Saya seorang perempuan yang terlahir sebagai seorang Muslimah. Ya, saya Muslim sejak lahir. Namun, seiring dengan berjalannya waktu saya tetap tidak tergambar bagaimana menjadi seorang Muslim yang sebenarnya. Belum lagi kedua orang tua saya yang tidak memiliki pengetahuan Islam yang mumpuni. Jadilah saya seperti orang yang tersesat. Saya hanya tahu bahwa Islam itu sebatas rukun Islam saja, yakni syahadat, shalat, puasa, zakat dan haji. Bahkan dulu saya sempat menganggap bahwa menutup aurat itu mubah alias pilihan dan tidak ada pikiran sama sekali dalam diri saya untuk menutup aurat seperti Muslimah seharusnya.

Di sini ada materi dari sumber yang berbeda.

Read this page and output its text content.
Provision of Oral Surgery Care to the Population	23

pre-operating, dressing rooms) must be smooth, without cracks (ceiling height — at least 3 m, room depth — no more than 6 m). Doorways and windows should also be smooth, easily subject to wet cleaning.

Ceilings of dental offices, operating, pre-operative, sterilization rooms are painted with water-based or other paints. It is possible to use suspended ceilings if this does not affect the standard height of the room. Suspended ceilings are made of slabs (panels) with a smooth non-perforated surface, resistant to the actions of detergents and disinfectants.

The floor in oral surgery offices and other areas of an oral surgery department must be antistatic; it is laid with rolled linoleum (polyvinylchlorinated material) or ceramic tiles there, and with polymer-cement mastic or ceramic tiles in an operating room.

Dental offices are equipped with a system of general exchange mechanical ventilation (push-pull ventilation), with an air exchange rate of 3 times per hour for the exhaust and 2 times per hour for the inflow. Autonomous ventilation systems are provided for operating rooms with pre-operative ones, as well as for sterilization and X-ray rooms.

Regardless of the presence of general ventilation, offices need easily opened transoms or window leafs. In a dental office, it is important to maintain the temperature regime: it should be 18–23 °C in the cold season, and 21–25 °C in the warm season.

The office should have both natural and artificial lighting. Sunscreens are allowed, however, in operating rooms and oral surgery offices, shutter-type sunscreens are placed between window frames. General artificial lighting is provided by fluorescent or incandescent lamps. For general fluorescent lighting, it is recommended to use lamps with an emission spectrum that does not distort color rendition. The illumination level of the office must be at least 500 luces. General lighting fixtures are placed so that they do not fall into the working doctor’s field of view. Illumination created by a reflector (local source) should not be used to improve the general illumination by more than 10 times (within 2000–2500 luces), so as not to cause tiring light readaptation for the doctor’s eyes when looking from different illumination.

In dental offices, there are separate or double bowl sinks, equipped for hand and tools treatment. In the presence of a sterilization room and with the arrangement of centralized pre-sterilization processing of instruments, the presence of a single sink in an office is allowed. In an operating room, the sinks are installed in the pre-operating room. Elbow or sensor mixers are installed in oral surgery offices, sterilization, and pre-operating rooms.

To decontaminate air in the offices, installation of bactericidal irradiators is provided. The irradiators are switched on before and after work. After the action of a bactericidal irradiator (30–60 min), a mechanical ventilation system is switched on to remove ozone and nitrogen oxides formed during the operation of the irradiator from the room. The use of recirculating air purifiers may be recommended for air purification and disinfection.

Lalu, sebuah pertanyaan menghantam benak saya seperti tsunami. Sebagai anak TNI, sedikit banyak jiwa patriotisme menjejak dalam diri saya. Namun, Kakek saya yang religius juga meninggalkan kesan tersendiri dalam diri saya tentang Islam. Oleh karena itu, semasa SD selain menyukai pelajaran IPA dan Matematika, saya juga menyukai pelajaran Kewarganegaraan (dulu sebutannya PPKn) dan pelajaran agama Islam. Saya kemudian mulai bertanya, dimana korelasi hukum negara dengan hukum agama (hukum Allah)? Jika kita nanti akan dihisab di hari kiamat, harusnya sejak di dunia kita mematuhi hukum Allah kan? Tapi, sekarang kan ada negara dan kita harus mematuhi hukum negara. Terus, dimana benang merahnya? Kalau sekarang hukum negara tidak sejalan dengan hukum Allah, sedangkan nanti dihisab pakai hukum Allah berarti di hari kiamat hukum negara ini tidak berlaku? Pertanyaan itu menggelayut dalam benak saya selama beberapa waktu saat saya kelas 6 SD.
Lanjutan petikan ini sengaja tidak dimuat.